Tra queste, la pubblicazione di una foto su Facebook in cui Fournier (noto come “Nazi” tra i suoi amici e insofferente ad essere nato nel giorno della memoria, secondo le risultanze degli accertamenti) era ritratto “mentre effettua il saluto romano in luogo pubblico”, nonché la diffusione (con l’invio a più persone tramite WhatsApp) di video di Robert Faurisson, studioso francese di cui Fournier condivideva i clip, mirati a smentire lo sterminio, con argomenti del tipo “le camere a gas sono delle ‘bufale’ servite per far passare per ‘mostri’ persone che non lo sono state per niente, come il grande Adolf Hitler”.

Le udienze

Il processo, iniziato il 10 dicembre 2020, ha visto sfilare in aula una decina di testimoni citati dalle parti. Alcuni di loro avevano collocato le conversazioni intercettate dalla Polizia (in cui non mancavano i “Viva il Duce” e “noi non siamo di destra… siamo fascisti”) in interlocuzioni goliardiche con l’imputato (“ci interfacciamo così”, ha detto un testimone). Per parte sua, il diretto interessato, difeso dagli avvocati Enrico Pelillo di Bergamo e Danilo Pastore di Ivrea, nella fase iniziale dell’inchiesta aveva allontanato l’ipotesi nazista, giustificando i simboli con la sua passione per l’esoterismo e alcuni filosofi tedeschi.

Le reazioni delle parti

L’accusa sosteneva che l’insieme di episodi finiti nei capi d’imputazione travalicasse la libera manifestazione del pensiero, sconfinando nell’istigazione (anche per il fatto che i cancelli si affacciassero su una strada regionale, a percorrenza sostenuta) e nella propaganda. La sentenza del 2021, per l’avvocato Levi, fissa, in particolare attraverso un’aggravante riconosciuta dal giudice, un principio ritenuto un “punto di partenza” per la comunità ebraica, vale a dire che “si possono propagandare idee fondate sul razzismo anche attraverso il negazionismo della Shoah”.
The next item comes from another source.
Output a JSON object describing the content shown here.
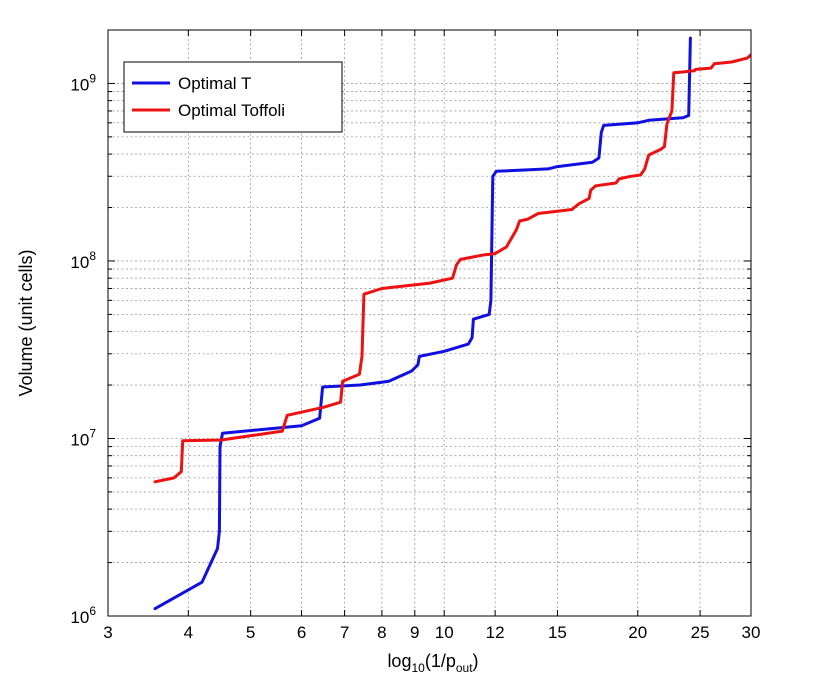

Un’affermazione di responsabilità che, secondo il legale, “per una pena per quanto lieve” dice che “un paese democratico deve difendere quella che è la storia di questo continente” e “deve lottare per combattere queste idee che si portano dietro odio, razzismo e quant’altro”. Per l’avvocato Donadio, il giudice ha affermato che “l’utilizzo di questi simboli è reato”, tesi che “sostenevamo e sosteniamo ancora oggi”. La difesa dell’imputato, con l’avvocato Pelillo, lasciando il Tribunale ha sottolineato che “la pena è particolarmente modesta”, perché non ha carattere detentivo, e alle parti civili il giudice ha riconosciuto “solo il danno morale”. Dalle motivazioni della sentenza, la decisione di proporre ricorso in appello, finito però con un pronunciamento conforme al primo grado.